De inperking van de huwelijksgemeenschap houdt in dat hetgeen een echtgenoot verkrijgt krachtens erfrecht of gift niet meer in de huwelijksgemeenschap valt. Ook de goederen en schulden die een echtgenoot reeds had bij het aangaan van het huwelijk, vallen buiten de huwelijksgemeenschap. In de eerste nota van wijziging (TK 33987, nr 11) is echter bepaald dat goederen die reeds vóór de aanvang van het huwelijk aan de echtgenoten gezamenlijk toebehoorden in de huwelijksgemeenschap vallen. Indien echtgenoten vóór het huwelijk voor ongelijke delen gerechtigd zijn tot een gemeenschappelijk goed, zullen zij door het huwelijk voor gelijke delen gerechtigd worden tot dit goed. Als zij deze vermogensverschuiving willen voorkomen, moeten zij huwelijkse voorwaarden opstellen. Een en ander geldt ook voor schulden. Indien echtelieden voor ongelijke delen draagplichtig zijn, zal die draagplicht door het huwelijk eveneens veranderen tenzij door hen huwelijkse voorwaarden zijn gemaakt. In de tweede nota van wijziging (TK 33987, nr 16) is expliciet bepaald dat schulden ter zake van voorhuwelijkse gemeenschappelijke goederen eveneens in de gemeenschap vallen. Hierbij valt bijvoorbeeld te denken aan een hypotheekschuld voor een gezamenlijke woning.

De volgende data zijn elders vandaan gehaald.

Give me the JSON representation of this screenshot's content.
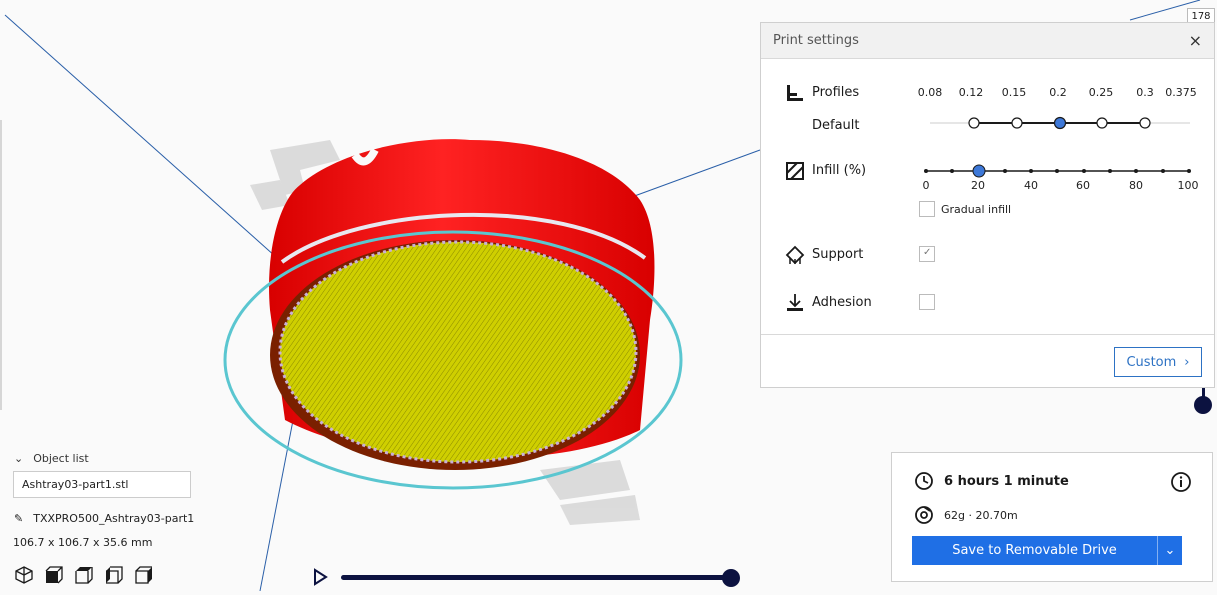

Nu wordt in artikel 1:130 BW bepaald dat een echtgenoot tegen derden zijn aanbreng van bij huwelijkse voorwaarden buiten de gemeenschap gehouden goederen voor wat betreft rechten aan toonder en zaken die geen registergoederen zijn, slechts kan bewijzen door deze te vermelden in de huwelijkse voorwaarden.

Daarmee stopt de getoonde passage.